Briones was convicted of murder, arson, assault and tampering with a witness as part of a string of crimes committed in 1994 and 1995 by the Eastside Crips Rolling 30’s, a gang founded and led by him, his brother Ricardo and his father, Riley Sr.

The gang repeatedly firebombed rival gang members’ homes, set other fires to divert firefighters from the firebomb attacks and engaged in a drive-by shooting of one house, court documents show. They also violently assaulted a fellow gang member they suspected of cooperating with police, and discussed plans to blow up the Salt River Police Department and kill a tribal judge and federal prosecutors.

Riley Jr. was just weeks shy of his 18th birthday when he took part in the robbery of a Subway restaurant that ended in the murder of Brian Patrick Lindsay, the sole employee in the store at the time. Briones was driving the getaway car, but the district court said he had planned the crime and was a “pillar of strength” for the gunman, who came out and spoke briefly to Briones before returning to the store and shooting Lindsay repeatedly.

Briones refused a 20-year plea agreement and went to trial, where he was convicted on 10 counts including murder, which carried a mandatory sentence of life without parole at the time. He remains in the Federal Correctional Institution in Phoenix.

But in the intervening two decades, Briones has been a model prisoner, Circuit Judge Morgan Christen wrote in her opinion Tuesday.

“In addition to maintaining a perfect disciplinary record, Briones held a job in food service; volunteered to speak with young inmates about how to change their lives; completed his GED,” Christen wrote.

She also noted that his behavior came before the Supreme Court’s ruling on life sentences for juveniles, meaning “the only plausible motivation for his spotless prison record was improvement for improvement’s sake.”

“This is precisely the sort of evidence of capacity for change that is key to determining whether a defendant is permanently incorrigible,” a key to the Supreme Court’s ruling, she said.

The Supreme Court ruled in 2012 that mandatory life without parole for juveniles constituted “cruel and unusual punishment,” because it did not account for a youth’s capacity for rehabilitation. In subsequent cases, the high court said a life sentence should be reserved for the “rarest of juvenile offenders” whose crimes reflect “irreparable corruption.”

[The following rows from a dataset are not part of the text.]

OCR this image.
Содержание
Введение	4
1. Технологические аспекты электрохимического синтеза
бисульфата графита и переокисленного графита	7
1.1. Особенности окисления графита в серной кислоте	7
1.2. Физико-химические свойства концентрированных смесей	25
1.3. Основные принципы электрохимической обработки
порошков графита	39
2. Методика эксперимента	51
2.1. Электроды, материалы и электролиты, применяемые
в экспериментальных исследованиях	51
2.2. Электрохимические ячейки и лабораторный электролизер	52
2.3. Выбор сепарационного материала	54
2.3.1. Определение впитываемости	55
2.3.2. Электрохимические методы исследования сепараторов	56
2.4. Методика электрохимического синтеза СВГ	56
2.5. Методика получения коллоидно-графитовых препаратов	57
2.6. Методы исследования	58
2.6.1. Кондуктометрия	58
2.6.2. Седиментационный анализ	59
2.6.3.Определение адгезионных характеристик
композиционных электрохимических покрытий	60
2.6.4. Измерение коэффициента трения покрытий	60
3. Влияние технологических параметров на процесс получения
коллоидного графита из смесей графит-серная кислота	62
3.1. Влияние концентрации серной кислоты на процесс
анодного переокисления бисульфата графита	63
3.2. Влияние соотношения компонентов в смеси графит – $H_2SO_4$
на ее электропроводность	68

Under that ruling, Christen said, courts “must reorient the sentencing analysis to a forward-looking assessment of the defendant’s capacity for change or propensity for incorrigibility, rather than a backward-focused review of the defendant’s criminal history.” It was not clear the district court judge did that, she wrote, which is why the sentence needs to be considered again.

“If subsequent events effectively show that the defendant has changed or is capable of changing,” Christen said, life without parole is not an option for a juvenile, “even when they commit terrible crimes.”

But Bennett said there was ample evidence that Judge Rayes did consider Briones’ age, his troubled background and his exemplary life behind bars before ultimately deciding that “some decisions have lifelong consequences” and that a life sentence was appropriate for his crimes.

“The record supports that Briones’s crimes reflect permanent incorrigibility, as opposed to transient immaturity,” Bennett wrote. “The district court therefore imposed a permissible sentence.”

Christen said the case was sent back so the district court could “explain its sentence sufficiently to permit meaningful review,” a move that Bennett said was merely asking Rayes “to do again what (he) has already done.”